In April, Kyle Plush, 16, died after being trapped in a minivan that was parked bear his school. Photo courtesy Cincinnati Police / Twitter

The gold 2002 Honda Odyssey where Kyle Plush, 16, died after being crushed by a minivan seat in a school parking lot despite two calls to 911. Cincinnati Police / Twitter

By DAN SEWELL, Associated Press

CINCINNATI (AP) — Police will try again to answer lingering questions about their failed response to the calls for help from a 16-year-old boy who was trapped in a minivan parked near his school and died.

An initial presentation of their internal investigation May 14 left Kyle Plush's family and others unsatisfied, and the city council told police to return Tuesday.

Ron Plush found his son's body inside the 2004 Honda Odyssey in a parking lot nearly six hours after the boy's first 911 call on April 10. A coroner says the teen died of asphyxiation from his chest being compressed.
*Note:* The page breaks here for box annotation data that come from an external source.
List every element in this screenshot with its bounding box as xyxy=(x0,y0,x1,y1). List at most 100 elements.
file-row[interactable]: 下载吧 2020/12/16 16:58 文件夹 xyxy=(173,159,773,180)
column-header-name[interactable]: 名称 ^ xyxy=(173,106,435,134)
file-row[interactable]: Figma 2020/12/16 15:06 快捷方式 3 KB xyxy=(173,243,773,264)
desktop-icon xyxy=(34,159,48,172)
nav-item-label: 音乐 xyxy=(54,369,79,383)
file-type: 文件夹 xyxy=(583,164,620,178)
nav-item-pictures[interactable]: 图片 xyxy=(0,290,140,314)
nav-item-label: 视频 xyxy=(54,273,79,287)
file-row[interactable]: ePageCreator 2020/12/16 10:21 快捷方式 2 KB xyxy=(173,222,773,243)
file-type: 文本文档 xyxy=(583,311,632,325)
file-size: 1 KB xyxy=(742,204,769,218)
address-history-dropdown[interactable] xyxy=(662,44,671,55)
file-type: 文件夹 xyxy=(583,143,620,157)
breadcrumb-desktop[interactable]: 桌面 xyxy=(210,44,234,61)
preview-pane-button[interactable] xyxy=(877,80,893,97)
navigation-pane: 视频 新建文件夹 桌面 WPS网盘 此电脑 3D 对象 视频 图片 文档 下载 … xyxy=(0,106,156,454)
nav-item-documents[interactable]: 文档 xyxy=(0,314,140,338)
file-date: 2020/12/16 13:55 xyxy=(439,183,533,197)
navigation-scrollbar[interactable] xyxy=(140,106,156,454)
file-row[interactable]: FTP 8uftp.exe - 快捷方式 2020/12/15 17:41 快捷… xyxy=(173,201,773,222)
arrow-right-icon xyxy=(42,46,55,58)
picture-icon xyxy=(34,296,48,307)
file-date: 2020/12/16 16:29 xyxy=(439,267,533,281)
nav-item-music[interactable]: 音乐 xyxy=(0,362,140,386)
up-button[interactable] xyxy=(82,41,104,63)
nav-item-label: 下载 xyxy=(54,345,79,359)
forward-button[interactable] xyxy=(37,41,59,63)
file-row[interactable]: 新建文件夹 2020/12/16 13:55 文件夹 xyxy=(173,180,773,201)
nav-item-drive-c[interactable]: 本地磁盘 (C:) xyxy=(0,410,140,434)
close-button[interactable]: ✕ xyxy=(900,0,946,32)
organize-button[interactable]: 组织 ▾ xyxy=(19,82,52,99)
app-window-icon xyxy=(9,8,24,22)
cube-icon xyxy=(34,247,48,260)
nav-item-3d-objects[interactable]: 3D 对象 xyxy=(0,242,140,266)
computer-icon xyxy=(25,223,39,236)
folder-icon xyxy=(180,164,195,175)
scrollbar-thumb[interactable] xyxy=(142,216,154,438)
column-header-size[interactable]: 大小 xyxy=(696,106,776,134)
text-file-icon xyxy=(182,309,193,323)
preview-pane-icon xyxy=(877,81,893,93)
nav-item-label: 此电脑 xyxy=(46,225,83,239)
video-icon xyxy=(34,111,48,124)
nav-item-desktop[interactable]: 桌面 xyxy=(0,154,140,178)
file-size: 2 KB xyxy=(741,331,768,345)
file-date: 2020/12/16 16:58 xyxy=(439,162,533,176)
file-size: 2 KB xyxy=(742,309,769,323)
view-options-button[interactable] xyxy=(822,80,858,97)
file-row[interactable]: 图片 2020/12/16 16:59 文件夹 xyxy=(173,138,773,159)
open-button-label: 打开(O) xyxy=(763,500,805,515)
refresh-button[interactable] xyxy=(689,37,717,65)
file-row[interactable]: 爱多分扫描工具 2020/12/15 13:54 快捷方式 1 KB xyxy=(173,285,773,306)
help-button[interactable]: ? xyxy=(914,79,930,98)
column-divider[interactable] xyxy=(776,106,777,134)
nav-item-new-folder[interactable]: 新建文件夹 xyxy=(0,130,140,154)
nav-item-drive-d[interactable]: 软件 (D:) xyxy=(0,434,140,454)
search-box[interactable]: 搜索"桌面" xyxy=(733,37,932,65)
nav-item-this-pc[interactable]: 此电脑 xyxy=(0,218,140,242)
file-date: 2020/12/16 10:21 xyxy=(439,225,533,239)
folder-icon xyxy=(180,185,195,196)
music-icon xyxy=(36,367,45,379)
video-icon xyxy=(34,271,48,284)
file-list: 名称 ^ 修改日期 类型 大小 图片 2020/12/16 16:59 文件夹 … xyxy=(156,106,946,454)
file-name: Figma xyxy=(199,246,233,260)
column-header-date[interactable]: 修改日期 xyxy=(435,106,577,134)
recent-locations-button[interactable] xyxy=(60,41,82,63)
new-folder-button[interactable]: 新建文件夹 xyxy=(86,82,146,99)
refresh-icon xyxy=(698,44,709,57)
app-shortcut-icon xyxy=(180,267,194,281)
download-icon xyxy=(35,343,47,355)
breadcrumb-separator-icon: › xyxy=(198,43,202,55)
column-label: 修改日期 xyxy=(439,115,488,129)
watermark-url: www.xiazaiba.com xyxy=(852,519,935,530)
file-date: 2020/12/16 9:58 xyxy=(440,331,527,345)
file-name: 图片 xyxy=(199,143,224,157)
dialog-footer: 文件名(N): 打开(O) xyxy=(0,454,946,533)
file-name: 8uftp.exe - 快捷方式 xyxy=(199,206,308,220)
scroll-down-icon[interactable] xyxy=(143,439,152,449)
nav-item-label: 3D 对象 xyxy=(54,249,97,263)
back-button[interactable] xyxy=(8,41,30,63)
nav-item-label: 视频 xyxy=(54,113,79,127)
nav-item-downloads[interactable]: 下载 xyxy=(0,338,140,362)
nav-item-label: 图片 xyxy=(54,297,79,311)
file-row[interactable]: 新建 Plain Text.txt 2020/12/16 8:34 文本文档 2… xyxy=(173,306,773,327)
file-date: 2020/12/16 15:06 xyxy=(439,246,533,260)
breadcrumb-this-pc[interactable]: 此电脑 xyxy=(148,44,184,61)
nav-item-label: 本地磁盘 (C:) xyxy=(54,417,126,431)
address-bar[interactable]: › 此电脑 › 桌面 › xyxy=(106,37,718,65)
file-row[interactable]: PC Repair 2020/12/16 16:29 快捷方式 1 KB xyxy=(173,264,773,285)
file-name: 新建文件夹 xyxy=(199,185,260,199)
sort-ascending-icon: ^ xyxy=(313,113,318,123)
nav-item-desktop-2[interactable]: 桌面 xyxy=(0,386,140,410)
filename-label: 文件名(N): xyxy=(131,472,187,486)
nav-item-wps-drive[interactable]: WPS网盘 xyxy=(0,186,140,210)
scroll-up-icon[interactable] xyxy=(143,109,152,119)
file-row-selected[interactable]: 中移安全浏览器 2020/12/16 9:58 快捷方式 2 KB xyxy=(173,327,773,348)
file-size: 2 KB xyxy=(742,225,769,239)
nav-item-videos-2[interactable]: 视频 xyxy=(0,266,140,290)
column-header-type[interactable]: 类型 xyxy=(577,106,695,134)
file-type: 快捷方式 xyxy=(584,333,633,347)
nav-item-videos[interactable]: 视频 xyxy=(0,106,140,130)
It's suspected that the foldaway rear seat flipped over to pin him when he reached for tennis gear in the back.

Ron Plush has asked why officers weren't notified that his son was screaming for help and whether there were GPS coordinates for his son's location.

He wrote in a May 16 column for The Cincinnati Enquirer that the family wants to help "fix the issues" with the emergency response system, but that they need complete answers to all of their questions for changes so that "a tragedy like the one of April 10 can't happen to anyone else."

Two Cincinnati police officers who searched for the minivan said they didn't get out of their cruiser because they thought they could search a wider area that way. Police have said the officers initially thought they were looking for an elderly woman locked in her vehicle and were not given information from the initial 911 call that someone was banging and screaming for help.

Police have said Kyle couldn't communicate properly with dispatchers because his phone was in his pocket, and that the city's computer-assisted dispatching system experienced difficulties throughout the call.

City officials plan an independent investigation. Cincinnati also is considering buying a computer mapping system that could have pinpointed for police officers Kyle's location.